With all this at stake, it's easy to understand why the UGA Extension Service utilizes its statewide team of county agents to deliver educational information to homeowners and the turf grass industry. They certify pesticide applicators through hours of training throughout the state, teach Master Gardener sessions to thousands of eager gardeners, interpret many thousands of soil samples from lawns and gardens, and answer questions from concerned clientele throughout the growing season. A digital diagnostics system has placed a computer and digital camera in nearly 100 county extension offices to allow for quick diagnosis of insect and disease problems on lawns, gardens and crops (see Behind the Scenes).

This pervasive system extends the reach of the UGA turf team from back yards across Georgia to research plots around the world.

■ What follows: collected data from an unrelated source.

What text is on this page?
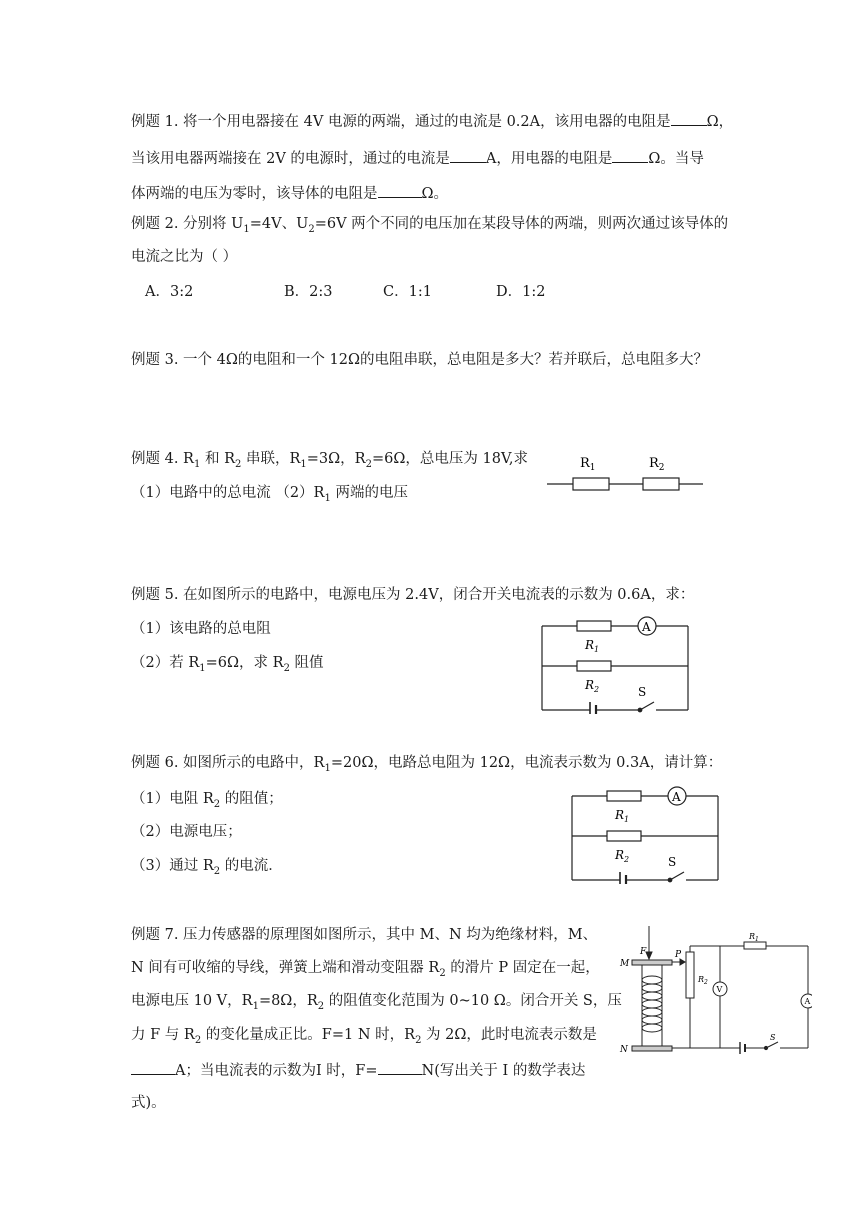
例题 1. 将一个用电器接在 4V 电源的两端，通过的电流是 0.2A，该用电器的电阻是 Ω，
当该用电器两端接在 2V 的电源时，通过的电流是 A，用电器的电阻是 Ω。当导
体两端的电压为零时，该导体的电阻是	Ω。
例题 2. 分别将 $U_1=4V$、$U_2=6V$ 两个不同的电压加在某段导体的两端，则两次通过该导体的
电流之比为（ ）
A．3:2	B．2:3	C．1:1	D．1:2
例题 3. 一个 4Ω的电阻和一个 12Ω的电阻串联，总电阻是多大？若并联后，总电阻多大？
例题 4. $R_1$ 和 $R_2$ 串联，$R_1=3\Omega$，$R_2=6\Omega$，总电压为 18V,求
（1）电路中的总电流 $(2)R_1$ 两端的电压
$R_1$	$R_2$
例题 5. 在如图所示的电路中，电源电压为 2.4V，闭合开关电流表的示数为 0.6A，求：
（1）该电路的总电阻
（2）若 $R_1=6\Omega$，求 $R_2$ 阻值
A
$R_1$
$R_2$	S
例题 6. 如图所示的电路中，$R_1=20\Omega$，电路总电阻为 12Ω，电流表示数为 0.3A，请计算：
（1）电阻 $R_2$ 的阻值；
（2）电源电压；
（3）通过 $R_2$ 的电流．
A
$R_1$
$R_2$	S
例题 7. 压力传感器的原理图如图所示，其中 M、N 均为绝缘材料，M、
N 间有可收缩的导线，弹簧上端和滑动变阻器 $R_2$ 的滑片 P 固定在一起，
电源电压 10 V，$R_1=8\Omega$，$R_2$ 的阻值变化范围为 0~10 Ω。闭合开关 S，压
力 F 与 $R_2$ 的变化量成正比。F=1 N 时，$R_2$ 为 2Ω，此时电流表示数是
A；当电流表的示数为I 时，F=	N(写出关于 I 的数学表达
式)。
F	P
M
N
$R_1$
$R_2$
V
A
S
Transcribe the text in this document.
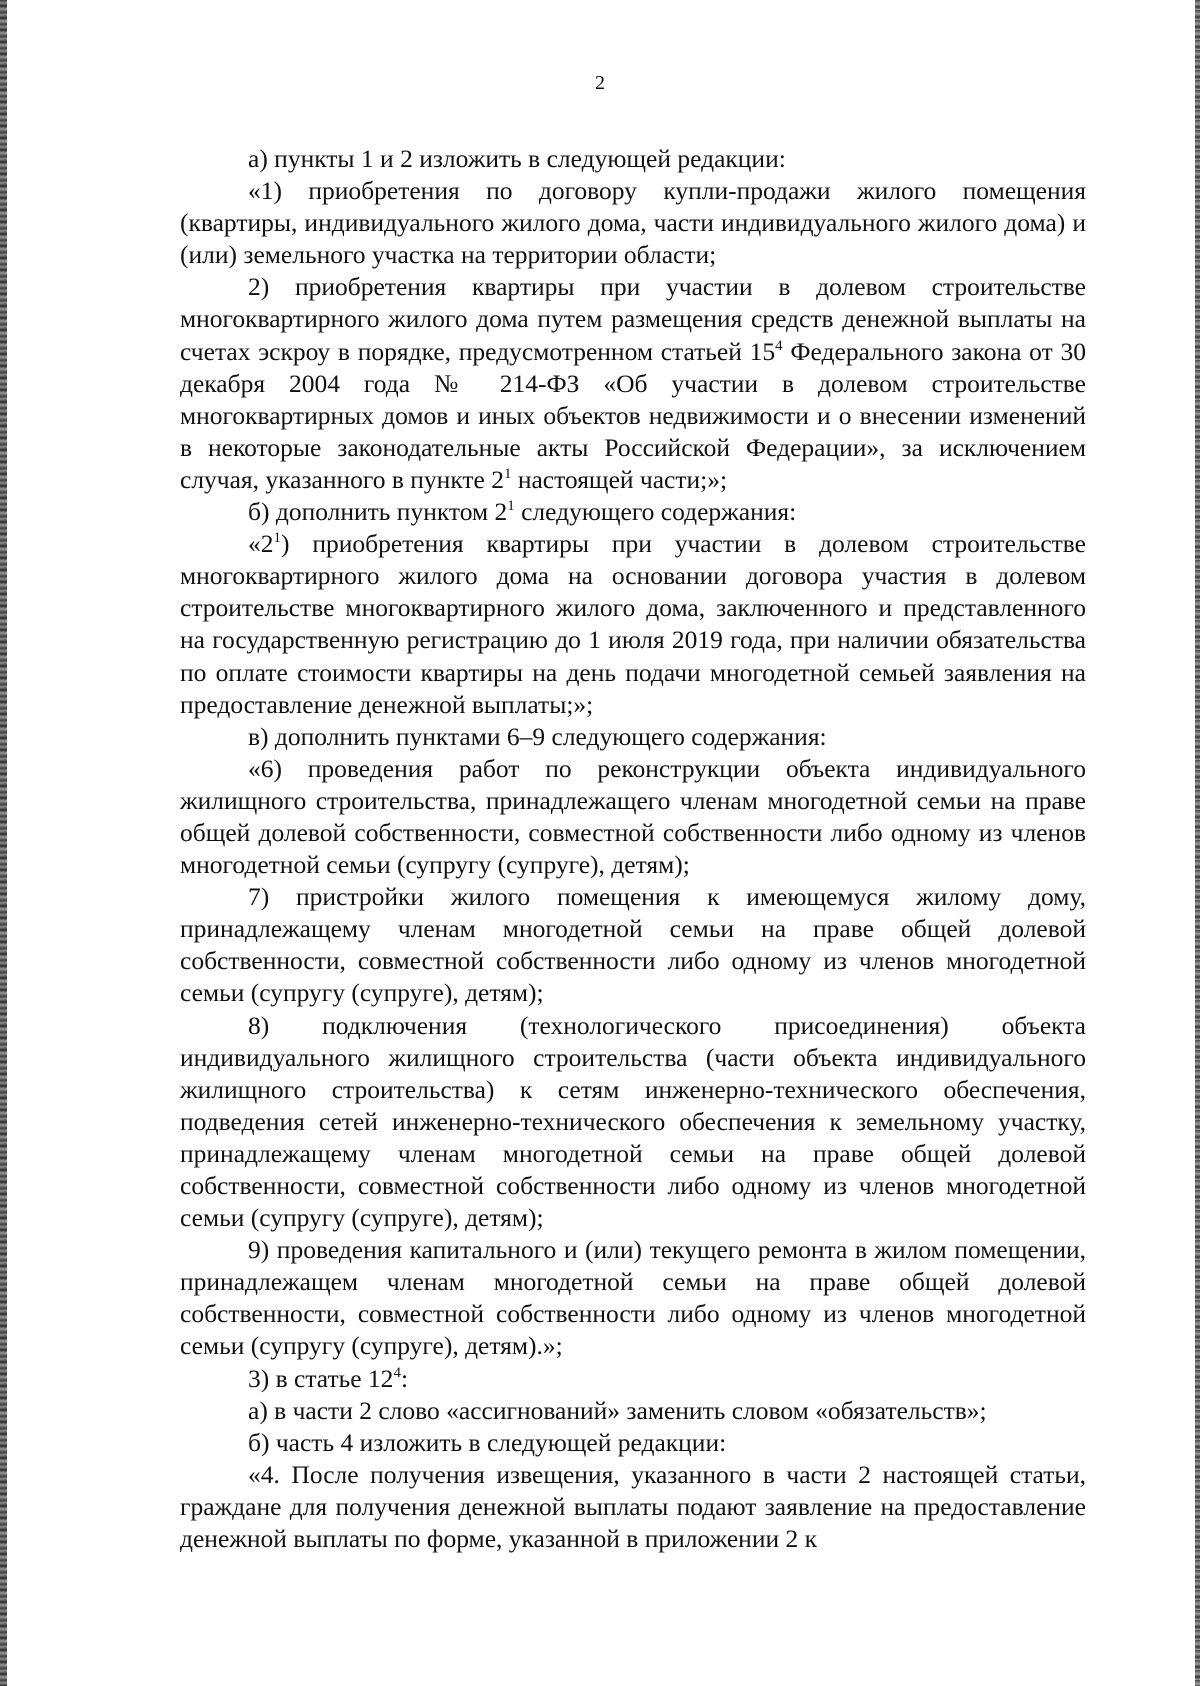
2

а) пункты 1 и 2 изложить в следующей редакции:

«1) приобретения по договору купли-продажи жилого помещения (квартиры, индивидуального жилого дома, части индивидуального жилого дома) и (или) земельного участка на территории области;

2) приобретения квартиры при участии в долевом строительстве многоквартирного жилого дома путем размещения средств денежной выплаты на счетах эскроу в порядке, предусмотренном статьей $15^4$ Федерального закона от 30 декабря 2004 года № 214-ФЗ «Об участии в долевом строительстве многоквартирных домов и иных объектов недвижимости и о внесении изменений в некоторые законодательные акты Российской Федерации», за исключением случая, указанного в пункте $2^1$ настоящей части;»;

б) дополнить пунктом $2^1$ следующего содержания:

«$2^1$) приобретения квартиры при участии в долевом строительстве многоквартирного жилого дома на основании договора участия в долевом строительстве многоквартирного жилого дома, заключенного и представленного на государственную регистрацию до 1 июля 2019 года, при наличии обязательства по оплате стоимости квартиры на день подачи многодетной семьей заявления на предоставление денежной выплаты;»;

в) дополнить пунктами 6–9 следующего содержания:

«6) проведения работ по реконструкции объекта индивидуального жилищного строительства, принадлежащего членам многодетной семьи на праве общей долевой собственности, совместной собственности либо одному из членов многодетной семьи (супругу (супруге), детям);

7) пристройки жилого помещения к имеющемуся жилому дому, принадлежащему членам многодетной семьи на праве общей долевой собственности, совместной собственности либо одному из членов многодетной семьи (супругу (супруге), детям);

8) подключения (технологического присоединения) объекта индивидуального жилищного строительства (части объекта индивидуального жилищного строительства) к сетям инженерно-технического обеспечения, подведения сетей инженерно-технического обеспечения к земельному участку, принадлежащему членам многодетной семьи на праве общей долевой собственности, совместной собственности либо одному из членов многодетной семьи (супругу (супруге), детям);

9) проведения капитального и (или) текущего ремонта в жилом помещении, принадлежащем членам многодетной семьи на праве общей долевой собственности, совместной собственности либо одному из членов многодетной семьи (супругу (супруге), детям).»;

3) в статье $12^4$:

а) в части 2 слово «ассигнований» заменить словом «обязательств»;

б) часть 4 изложить в следующей редакции:

«4. После получения извещения, указанного в части 2 настоящей статьи, граждане для получения денежной выплаты подают заявление на предоставление денежной выплаты по форме, указанной в приложении 2 к
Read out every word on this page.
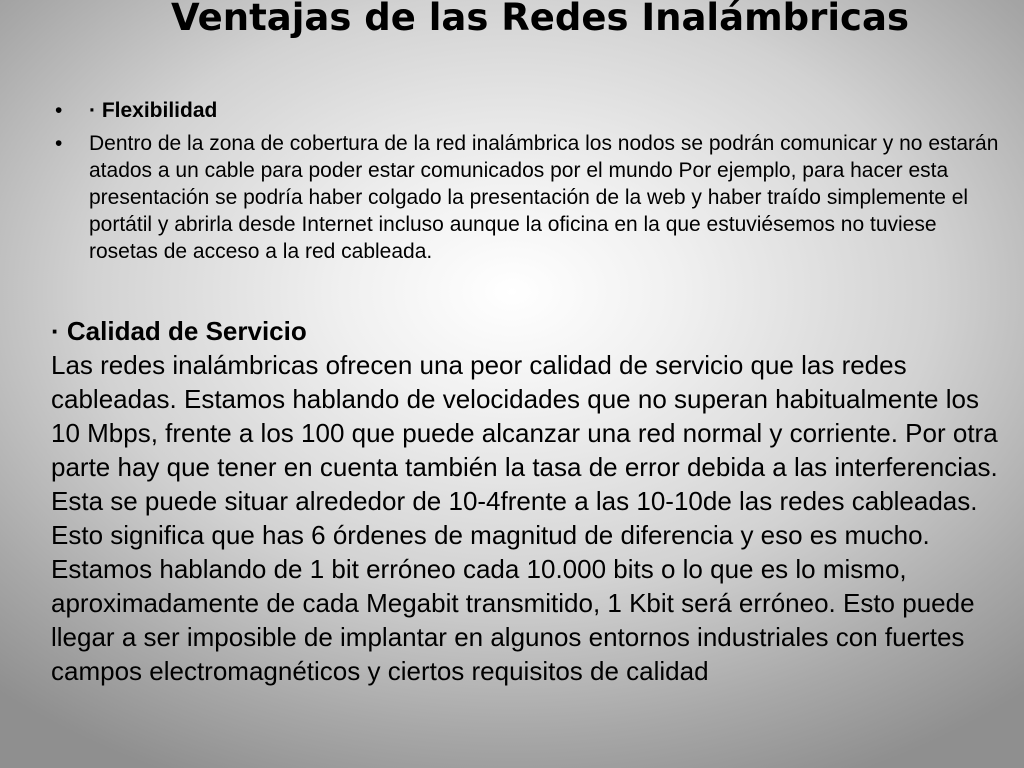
Ventajas de las Redes Inalámbricas
• · Flexibilidad
• Dentro de la zona de cobertura de la red inalámbrica los nodos se podrán comunicar y no estarán atados a un cable para poder estar comunicados por el mundo Por ejemplo, para hacer esta presentación se podría haber colgado la presentación de la web y haber traído simplemente el portátil y abrirla desde Internet incluso aunque la oficina en la que estuviésemos no tuviese rosetas de acceso a la red cableada.
· Calidad de Servicio
Las redes inalámbricas ofrecen una peor calidad de servicio que las redes cableadas. Estamos hablando de velocidades que no superan habitualmente los 10 Mbps, frente a los 100 que puede alcanzar una red normal y corriente. Por otra parte hay que tener en cuenta también la tasa de error debida a las interferencias. Esta se puede situar alrededor de 10-4frente a las 10-10de las redes cableadas. Esto significa que has 6 órdenes de magnitud de diferencia y eso es mucho. Estamos hablando de 1 bit erróneo cada 10.000 bits o lo que es lo mismo, aproximadamente de cada Megabit transmitido, 1 Kbit será erróneo. Esto puede llegar a ser imposible de implantar en algunos entornos industriales con fuertes campos electromagnéticos y ciertos requisitos de calidad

Both of Duncan's new paspalum varieties are in the final stages of licensing globally, with possibly 15 to 20 licenses to growers in the United States and many more in Europe, Japan and Australia.

This species is propagated vegetatively, not through seed.

"In 1995, we had some indication these two paspalums would be the best in our tests so we went to one stolon - one vegetative piece of material. Everything I now have is from that one single plant part," Duncan said. "To see how genetically stable it is, we can trace every bit to this one source with a DNA profile.

"That's what sports people want," he said. "They don't want its ugly cousin showing its face on their course or sports field."

These demanding clients are feeling different pressures than they did when Bermuda grasses were being developed.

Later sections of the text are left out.